Reduction in notification downtime in the identification of a malicious command-and-control event can proactively improve defenders’ response to threats. Before a C2 server can be activated, threat actors have to either compromise or acquire a legitimate infrastructure, register a domain (if required), install and configure necessary software including TLS if applicable, and add files to the server. Also, the TA will have to access the server via SSH or RDP and expose the malware controller to a port to allow data transfer to the victim and administer commands to infections. (Although, additional action may be required depending on the operation).
However, during setup, installation and access of the server, the TA leaves artefacts that are observable prior to using the server to conduct a phishing campaign or any malicious intent.
These artefacts include software versions, login panels, TLS certificate patterns, etc. which provide detection opportunities for defenders.
Detecting C2 servers from creation to weaponization brings insight into how adversaries carry out malicious campaigns.

This includes:

• Comparing C2 detections to reports of intrusions related to those families can identify how many intrusions are caught and potentially how many events remain unknown in the public domain.
• Measuring the tempo of server creation can provide insight into forthcoming surges or drawdowns of activity
• Capturing indicators and intelligence otherwise unavailable in the public domain

Inskit identifies the top 5 C2 families over the last 3 years including (Cobalt Strike), remote access tools/backdoors (PlugX, DarkComet), and botnets (Emotet).

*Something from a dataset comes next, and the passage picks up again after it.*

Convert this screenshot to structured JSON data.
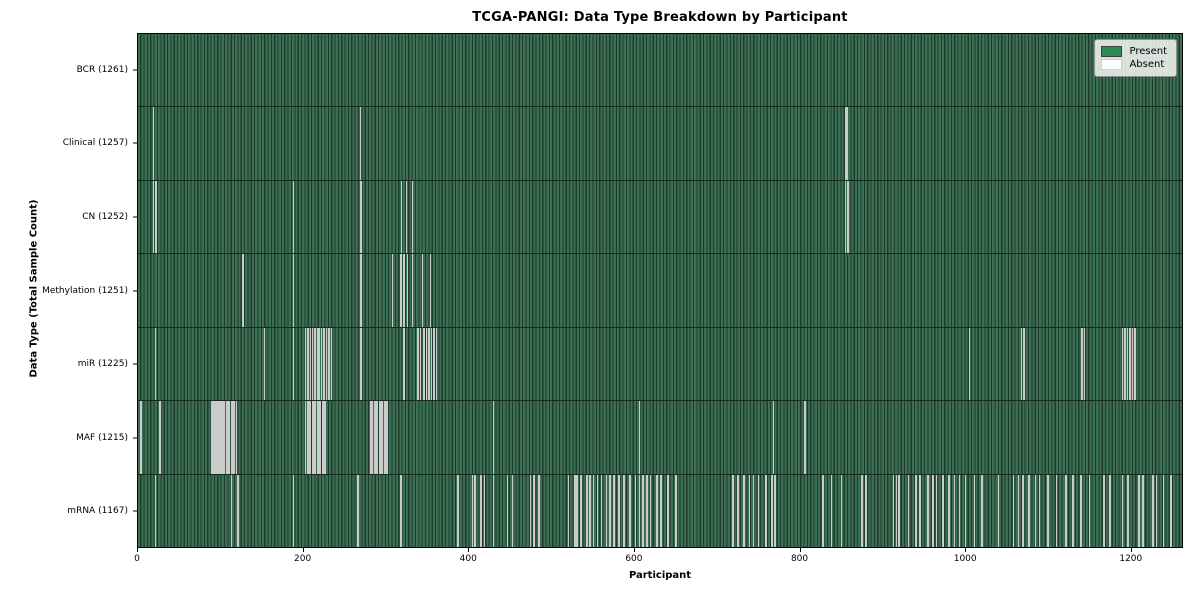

The number of C2s that Insikit detected for tools outside of the top 5 and top 20 increased significantly this year. Most of the rise may be attributed to a wider range of actors using “established” tooling like PlugX, Remcos, DarkComet, and QuasarRAT. The top 6 tools in our
data collection that had an increase in usage between 2021 and 2022 were as follows

• PlugX (51% increase)
• Remcos (51% increase)
• DarkComet (44% increase)
• QuasarRAT (40% increase)
• Mythic (33% increase)
• AsyncRAT (24% increase)

Inksit made the comment that the widespread usage of commodity tools may be a sign that a growing number of threat actors prefer to blend in and be untraceable to being undetected, or that they have simply decided that their targets are unlikely to notice even these widely used tools.